Managing the Boss

A lot of folks think that being the boss is fun. Those people have obviously never been a boss.

When you’re the boss, you’re ultimately responsible for the success or failure of your enterprise. You can’t say, “The man kept me from succeeding.” You are the man (or woman as the case may be).

This means that when everyone is sleeping soundly at night, you’re still worrying about all the problems no one else has figured out how to solve.

And therein lies the secret of managing the boss:

Whenever possible, figure out a solution *before* you bring your problems to the boss.

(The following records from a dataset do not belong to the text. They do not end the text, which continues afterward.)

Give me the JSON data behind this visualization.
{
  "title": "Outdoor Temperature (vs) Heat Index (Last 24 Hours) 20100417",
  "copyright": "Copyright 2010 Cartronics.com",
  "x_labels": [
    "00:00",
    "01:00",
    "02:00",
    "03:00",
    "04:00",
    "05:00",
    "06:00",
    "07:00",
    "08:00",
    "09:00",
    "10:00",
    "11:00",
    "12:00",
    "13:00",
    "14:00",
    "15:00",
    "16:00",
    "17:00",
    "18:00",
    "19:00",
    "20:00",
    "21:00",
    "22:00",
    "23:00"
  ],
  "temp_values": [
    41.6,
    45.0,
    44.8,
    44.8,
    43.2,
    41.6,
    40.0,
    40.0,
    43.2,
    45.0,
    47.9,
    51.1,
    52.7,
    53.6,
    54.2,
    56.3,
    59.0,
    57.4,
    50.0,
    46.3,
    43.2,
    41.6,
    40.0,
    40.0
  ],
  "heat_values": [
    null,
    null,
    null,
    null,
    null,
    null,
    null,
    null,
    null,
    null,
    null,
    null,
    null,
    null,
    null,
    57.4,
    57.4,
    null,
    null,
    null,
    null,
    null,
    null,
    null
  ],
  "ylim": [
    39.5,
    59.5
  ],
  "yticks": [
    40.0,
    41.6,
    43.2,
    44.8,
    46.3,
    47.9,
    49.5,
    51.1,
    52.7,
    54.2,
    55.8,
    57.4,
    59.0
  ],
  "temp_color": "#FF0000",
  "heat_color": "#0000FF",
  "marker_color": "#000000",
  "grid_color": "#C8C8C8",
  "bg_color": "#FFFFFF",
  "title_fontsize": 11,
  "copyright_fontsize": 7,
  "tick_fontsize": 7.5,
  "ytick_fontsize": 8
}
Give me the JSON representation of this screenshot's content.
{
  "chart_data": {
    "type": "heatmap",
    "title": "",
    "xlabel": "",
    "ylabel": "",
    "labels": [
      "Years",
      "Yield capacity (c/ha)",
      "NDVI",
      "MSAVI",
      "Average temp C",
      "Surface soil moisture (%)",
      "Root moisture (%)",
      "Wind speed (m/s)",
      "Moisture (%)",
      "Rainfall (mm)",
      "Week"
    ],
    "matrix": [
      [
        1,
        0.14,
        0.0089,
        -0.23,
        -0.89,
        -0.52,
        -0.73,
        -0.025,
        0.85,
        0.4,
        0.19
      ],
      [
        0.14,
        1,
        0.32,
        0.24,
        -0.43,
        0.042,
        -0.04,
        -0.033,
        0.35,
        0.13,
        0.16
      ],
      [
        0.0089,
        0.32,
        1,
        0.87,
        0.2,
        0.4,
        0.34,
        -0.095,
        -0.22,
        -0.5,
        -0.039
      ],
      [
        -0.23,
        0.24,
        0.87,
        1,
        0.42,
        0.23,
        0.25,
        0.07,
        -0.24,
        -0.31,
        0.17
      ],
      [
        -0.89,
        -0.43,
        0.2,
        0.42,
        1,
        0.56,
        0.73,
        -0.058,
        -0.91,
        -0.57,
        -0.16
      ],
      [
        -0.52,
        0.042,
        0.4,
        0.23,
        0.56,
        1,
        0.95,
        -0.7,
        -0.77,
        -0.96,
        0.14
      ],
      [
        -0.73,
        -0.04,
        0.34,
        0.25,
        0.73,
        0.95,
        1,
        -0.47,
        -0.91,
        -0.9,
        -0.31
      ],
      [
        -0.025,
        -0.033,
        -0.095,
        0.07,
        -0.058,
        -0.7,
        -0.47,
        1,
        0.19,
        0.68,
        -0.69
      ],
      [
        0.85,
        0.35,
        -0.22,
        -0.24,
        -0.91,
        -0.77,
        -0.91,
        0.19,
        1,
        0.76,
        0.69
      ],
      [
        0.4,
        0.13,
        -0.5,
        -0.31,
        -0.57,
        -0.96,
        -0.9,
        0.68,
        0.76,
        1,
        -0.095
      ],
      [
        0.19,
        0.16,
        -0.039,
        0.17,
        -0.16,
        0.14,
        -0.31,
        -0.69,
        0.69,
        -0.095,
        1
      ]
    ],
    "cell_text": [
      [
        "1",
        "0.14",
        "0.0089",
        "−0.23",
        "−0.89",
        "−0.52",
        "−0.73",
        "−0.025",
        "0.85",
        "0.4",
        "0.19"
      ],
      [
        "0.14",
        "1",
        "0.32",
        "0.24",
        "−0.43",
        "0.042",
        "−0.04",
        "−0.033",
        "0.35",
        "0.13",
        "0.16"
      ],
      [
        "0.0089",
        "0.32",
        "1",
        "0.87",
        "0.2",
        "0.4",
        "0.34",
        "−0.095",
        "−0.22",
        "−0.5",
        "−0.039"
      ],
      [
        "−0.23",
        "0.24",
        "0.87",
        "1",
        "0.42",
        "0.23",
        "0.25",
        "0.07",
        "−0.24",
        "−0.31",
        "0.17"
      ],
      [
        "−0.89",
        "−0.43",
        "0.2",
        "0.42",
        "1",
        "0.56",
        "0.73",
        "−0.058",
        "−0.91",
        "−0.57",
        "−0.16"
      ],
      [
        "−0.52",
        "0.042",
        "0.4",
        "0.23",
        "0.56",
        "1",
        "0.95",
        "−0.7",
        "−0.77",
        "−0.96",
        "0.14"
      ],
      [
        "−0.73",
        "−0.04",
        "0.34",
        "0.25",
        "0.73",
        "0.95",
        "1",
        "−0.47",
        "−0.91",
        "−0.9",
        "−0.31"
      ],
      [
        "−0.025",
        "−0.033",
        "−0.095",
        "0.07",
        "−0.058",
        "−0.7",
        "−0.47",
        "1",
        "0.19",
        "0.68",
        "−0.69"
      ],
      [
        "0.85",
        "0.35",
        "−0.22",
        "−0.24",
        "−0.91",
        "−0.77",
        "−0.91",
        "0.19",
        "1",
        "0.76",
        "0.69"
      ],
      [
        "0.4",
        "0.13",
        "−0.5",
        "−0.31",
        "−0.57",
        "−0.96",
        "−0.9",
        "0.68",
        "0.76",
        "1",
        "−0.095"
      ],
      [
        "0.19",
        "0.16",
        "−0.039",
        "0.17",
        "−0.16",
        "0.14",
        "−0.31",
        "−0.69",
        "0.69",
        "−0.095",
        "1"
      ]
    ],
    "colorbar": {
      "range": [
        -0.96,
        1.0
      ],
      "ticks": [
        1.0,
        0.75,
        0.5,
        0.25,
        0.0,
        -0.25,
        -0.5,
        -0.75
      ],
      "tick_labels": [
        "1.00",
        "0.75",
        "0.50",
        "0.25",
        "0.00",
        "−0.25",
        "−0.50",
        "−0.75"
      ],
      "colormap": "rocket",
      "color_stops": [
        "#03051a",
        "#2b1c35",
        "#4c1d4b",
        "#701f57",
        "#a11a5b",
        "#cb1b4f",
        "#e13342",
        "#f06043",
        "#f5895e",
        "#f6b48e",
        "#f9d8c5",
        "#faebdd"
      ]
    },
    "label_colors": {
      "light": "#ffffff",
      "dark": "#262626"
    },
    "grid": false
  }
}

The boss is busy enough trying to do his or her job without being forced to do yours as well. Looking to the boss to solve your problems is lazy, and quite likely to spark thoughts like, “Hell, if they needs me to tell them how to do their jobs, why do we need ’em at all?”

If you bring your boss a recommended solution (or better yet, two possible courses of action), you make being the boss easy, which will make your job a lot more secure.

The converse advice is also true:

When you find a problem you can’t solve yourself, bring it to the boss as *quickly* as possible.

Hey, if you could solve every problem on your own, you wouldn’t need a boss at all. When you need help, ask for it. “I was trying not to bother you,” is not a very effective excuse for losing $800 million.

If you prove to the boss that you can solve most problems on your own, and that whenever you do bring up an issue, it is important, then you’ve made yourself a reliable and valuable employee.